So, bin den Weg vor nem Monat zum Teil abgefahren. Zum Teil heißt, dass ich immer wieder mal rechts und links davon abgewichen bin auf die Trails. Das war das schöne daran - irgendwie kommt man immer wieder auf den X-ing zurück. Ich würde den Weg mehr als roten Faden sehen - und mir noch ne gute Karte (die vom Landesvermessungsamt oder die Kompass-Karte) besorgen und mir davor ein paar Ideen/Gedanken machen. Und natürlich an die 2-m Regel denken...
Zur Übernachtung: wo wollt ihr beginnen und wieviel wollt ihr pro Tag fahren ? Wenn`s auch mal ne Hüttenübernachtung sein soll/darf, bietet sich das Wasserberghaus (oberhalb Schlat) an. Ich hab im Nägelehaus (bei Albstadt) gepennt . Sind beides SAV-Wanderheime und durchaus annehmbar, wie ich meine.

Ich fand die Trans-Alb mal richtig toll - werde ich nächstes Jahr sicher noch mal machen. Einfach traumhafte Eindrücke !

Aber warum haben die eigentlich die Pfeile nicht unterschiedlich markiert ? Manchmal weiß man gar nicht, zeigt das jetzt nach Aalen oder nach Tuttlingen ? Entweder so markieren wie den HW 1 (Spitze nach Tuttlingen) oder veschiedene Farben nehmen...hätt mr macha solla


----------



## wogru (24. Juni 2008)

altes-kind schrieb:


> Hallo wogru,
> 
> ich werde die Strecke im Juli komplett fahren, allerdings habe ich bis jetzt noch nichts von verschiedenen Routen (schwer, mittelschwer usw.) gehört bzw. gelesen. Woher hast Du die Info?
> 
> altes-kind



Auf www.schwaebischealb.de gibt es 2 Varianten als GPS-Daten zum runterladen, eigentlich sind sie identisch, die schwere Variante schafft mehr am Tag und ist schneller fertig.


----------



## jonk0815 (22. Juli 2008)

Hallo,

gibts nix neues zur Alp?
Noch keine neuen Erfahrungsberichte? Alle Schilder inzwischen angebracht? 

Grüsse


----------



## altes-kind (22. Juli 2008)

Hallo,

ich werde - sofern sich die Wettervorhersage nicht mehr ändern sollte - von Freitag bis Dienstag die komplette Route fahren - ohne GPS und nur mit dem Tourbook bewaffnet. ;-)

Nächste Woche kann ich an dieser Stelle also einen Erfahrungsbericht (im wahrsten Sinne des Wortes) abgeben...


----------



## h3!kO (25. Juli 2008)

Meine Biker

die Schwäbische Alb x-Crossing Strecke ist eine beschilderte Streck mit noch zu wenige Schilder.

Die Schilder erkennt man an seiner gelben Tafelfarbe mit blauem Bike.

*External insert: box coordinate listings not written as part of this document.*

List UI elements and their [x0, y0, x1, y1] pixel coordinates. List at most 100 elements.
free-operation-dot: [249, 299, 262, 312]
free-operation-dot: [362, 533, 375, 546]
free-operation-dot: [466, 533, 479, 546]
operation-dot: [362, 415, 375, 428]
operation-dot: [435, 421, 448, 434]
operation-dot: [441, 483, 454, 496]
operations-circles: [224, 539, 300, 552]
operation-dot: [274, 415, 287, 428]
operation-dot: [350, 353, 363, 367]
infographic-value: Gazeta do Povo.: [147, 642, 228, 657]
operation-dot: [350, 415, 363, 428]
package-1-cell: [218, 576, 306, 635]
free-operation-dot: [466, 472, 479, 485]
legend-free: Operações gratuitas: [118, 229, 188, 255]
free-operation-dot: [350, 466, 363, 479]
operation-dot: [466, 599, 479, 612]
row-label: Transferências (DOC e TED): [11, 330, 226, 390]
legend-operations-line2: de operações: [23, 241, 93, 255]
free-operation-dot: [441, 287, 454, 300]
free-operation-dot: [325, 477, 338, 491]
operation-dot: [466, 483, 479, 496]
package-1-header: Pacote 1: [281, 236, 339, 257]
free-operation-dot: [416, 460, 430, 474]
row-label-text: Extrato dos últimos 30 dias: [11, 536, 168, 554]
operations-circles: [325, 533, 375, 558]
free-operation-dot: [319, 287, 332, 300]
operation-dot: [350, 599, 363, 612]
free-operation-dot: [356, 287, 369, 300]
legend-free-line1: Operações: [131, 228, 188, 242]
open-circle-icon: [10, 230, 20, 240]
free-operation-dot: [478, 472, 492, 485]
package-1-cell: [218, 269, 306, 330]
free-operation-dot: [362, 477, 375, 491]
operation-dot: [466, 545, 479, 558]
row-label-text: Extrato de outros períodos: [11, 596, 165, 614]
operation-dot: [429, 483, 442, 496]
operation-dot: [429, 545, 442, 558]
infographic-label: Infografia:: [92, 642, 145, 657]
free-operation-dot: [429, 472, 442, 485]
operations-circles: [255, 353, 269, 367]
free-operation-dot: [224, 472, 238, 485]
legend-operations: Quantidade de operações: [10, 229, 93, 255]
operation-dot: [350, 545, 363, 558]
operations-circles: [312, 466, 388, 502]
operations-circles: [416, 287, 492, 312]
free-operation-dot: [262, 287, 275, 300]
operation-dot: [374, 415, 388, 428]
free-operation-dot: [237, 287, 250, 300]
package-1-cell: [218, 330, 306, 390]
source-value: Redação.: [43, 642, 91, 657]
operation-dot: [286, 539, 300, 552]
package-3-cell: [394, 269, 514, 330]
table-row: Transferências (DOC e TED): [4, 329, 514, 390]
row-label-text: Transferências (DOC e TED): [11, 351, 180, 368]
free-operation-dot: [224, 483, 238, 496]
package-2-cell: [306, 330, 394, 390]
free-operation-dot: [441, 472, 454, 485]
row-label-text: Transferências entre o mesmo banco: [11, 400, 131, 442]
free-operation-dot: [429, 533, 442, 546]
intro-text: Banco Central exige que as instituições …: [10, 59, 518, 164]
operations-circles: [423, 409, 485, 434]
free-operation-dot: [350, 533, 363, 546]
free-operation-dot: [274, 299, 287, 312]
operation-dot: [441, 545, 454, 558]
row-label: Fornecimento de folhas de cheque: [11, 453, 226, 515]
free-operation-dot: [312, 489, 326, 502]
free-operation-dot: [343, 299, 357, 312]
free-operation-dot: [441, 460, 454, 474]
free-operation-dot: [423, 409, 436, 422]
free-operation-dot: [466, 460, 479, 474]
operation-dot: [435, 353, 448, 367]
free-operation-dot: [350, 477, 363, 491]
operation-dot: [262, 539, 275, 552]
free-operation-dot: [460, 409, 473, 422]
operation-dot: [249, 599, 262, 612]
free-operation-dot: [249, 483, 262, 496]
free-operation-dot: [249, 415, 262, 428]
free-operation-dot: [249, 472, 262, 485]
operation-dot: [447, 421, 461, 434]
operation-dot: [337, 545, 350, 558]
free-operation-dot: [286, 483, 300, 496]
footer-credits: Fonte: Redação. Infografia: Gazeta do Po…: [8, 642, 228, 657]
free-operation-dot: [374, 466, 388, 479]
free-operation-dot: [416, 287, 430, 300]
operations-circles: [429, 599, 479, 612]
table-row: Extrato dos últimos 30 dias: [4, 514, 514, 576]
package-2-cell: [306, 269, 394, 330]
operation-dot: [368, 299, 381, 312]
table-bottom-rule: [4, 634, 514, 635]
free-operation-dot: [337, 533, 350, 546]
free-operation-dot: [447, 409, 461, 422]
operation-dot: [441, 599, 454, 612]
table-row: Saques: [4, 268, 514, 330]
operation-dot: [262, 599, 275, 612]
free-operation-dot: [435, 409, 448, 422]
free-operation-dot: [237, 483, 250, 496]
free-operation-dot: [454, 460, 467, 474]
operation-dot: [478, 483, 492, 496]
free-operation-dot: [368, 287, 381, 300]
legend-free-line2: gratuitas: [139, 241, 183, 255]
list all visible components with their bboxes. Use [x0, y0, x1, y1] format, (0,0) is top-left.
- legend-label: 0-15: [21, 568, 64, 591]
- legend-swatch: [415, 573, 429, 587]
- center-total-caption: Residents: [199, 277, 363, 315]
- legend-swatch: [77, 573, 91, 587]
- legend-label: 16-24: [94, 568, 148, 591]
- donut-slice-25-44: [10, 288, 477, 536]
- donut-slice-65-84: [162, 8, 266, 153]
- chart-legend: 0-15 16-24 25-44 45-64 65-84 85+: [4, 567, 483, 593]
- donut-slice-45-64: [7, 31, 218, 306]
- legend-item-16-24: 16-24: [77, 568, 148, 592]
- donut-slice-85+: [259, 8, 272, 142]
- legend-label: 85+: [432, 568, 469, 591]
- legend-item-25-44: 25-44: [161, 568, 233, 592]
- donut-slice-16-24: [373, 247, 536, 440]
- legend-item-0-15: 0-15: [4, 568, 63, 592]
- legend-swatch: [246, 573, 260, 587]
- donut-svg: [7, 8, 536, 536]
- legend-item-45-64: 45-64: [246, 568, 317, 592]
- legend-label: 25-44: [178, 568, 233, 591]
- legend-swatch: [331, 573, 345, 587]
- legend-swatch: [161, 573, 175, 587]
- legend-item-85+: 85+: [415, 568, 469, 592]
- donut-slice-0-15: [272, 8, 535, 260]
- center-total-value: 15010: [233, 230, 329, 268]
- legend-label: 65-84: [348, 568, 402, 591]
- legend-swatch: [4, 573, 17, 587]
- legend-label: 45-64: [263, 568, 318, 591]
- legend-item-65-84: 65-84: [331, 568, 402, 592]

Rechts unten steht X-ing und ein dicker blauer Pfeil, der die Richtung anzeigt. 

Wenn ma sich abermal die Strecke genauer anschaut wird man erkennen, dass 
man eigentlich kein GPS oder Karte braucht. Sondern nur nach Gefühl und Optik 
der Landschaft fährt. Vielleicht fährt man nicht 100% die Strecke ist mir auch 
klar....Isch aba trotdäm schä  kann i euich sawe


----------



## MTB-News.de




----------



## Schwabe (25. Juli 2008)

Bin die Strecke von Geislingen komplett abgefahren ist eigentlich ganz gut ausgeschildert, das einzige Problem sind die Übernachtungen. Aber bei einer gschickten Planung dürfte auch dies keine Schwierigkeiten machen.


----------



## jonk0815 (27. Juli 2008)

Hallo,

wie meinst Du das, dass die Übernachtungen ein Problem sind?

Grüsse


----------



## wildcat_1968 (27. Juli 2008)

wir werden den Alb-X ab dem 10.08. angehen (4er-Team). Übernachtungen zu buchen war überhaupt kein Problem, ich habe zunächst die Strecke in für uns sinnvolle Tagesabschnitte eingeteilt und dann in den Tages-Zielorten je zwei Hotels/Gasthäuser angeschrieben. Alle (!) haben innerhalb von 48 Stunden geantwortet, alle hatten noch was frei und die ganze Buchungsarie war innerhalb von weiteren 24 h incl. Buchungsbestätigungen per Email erledigt.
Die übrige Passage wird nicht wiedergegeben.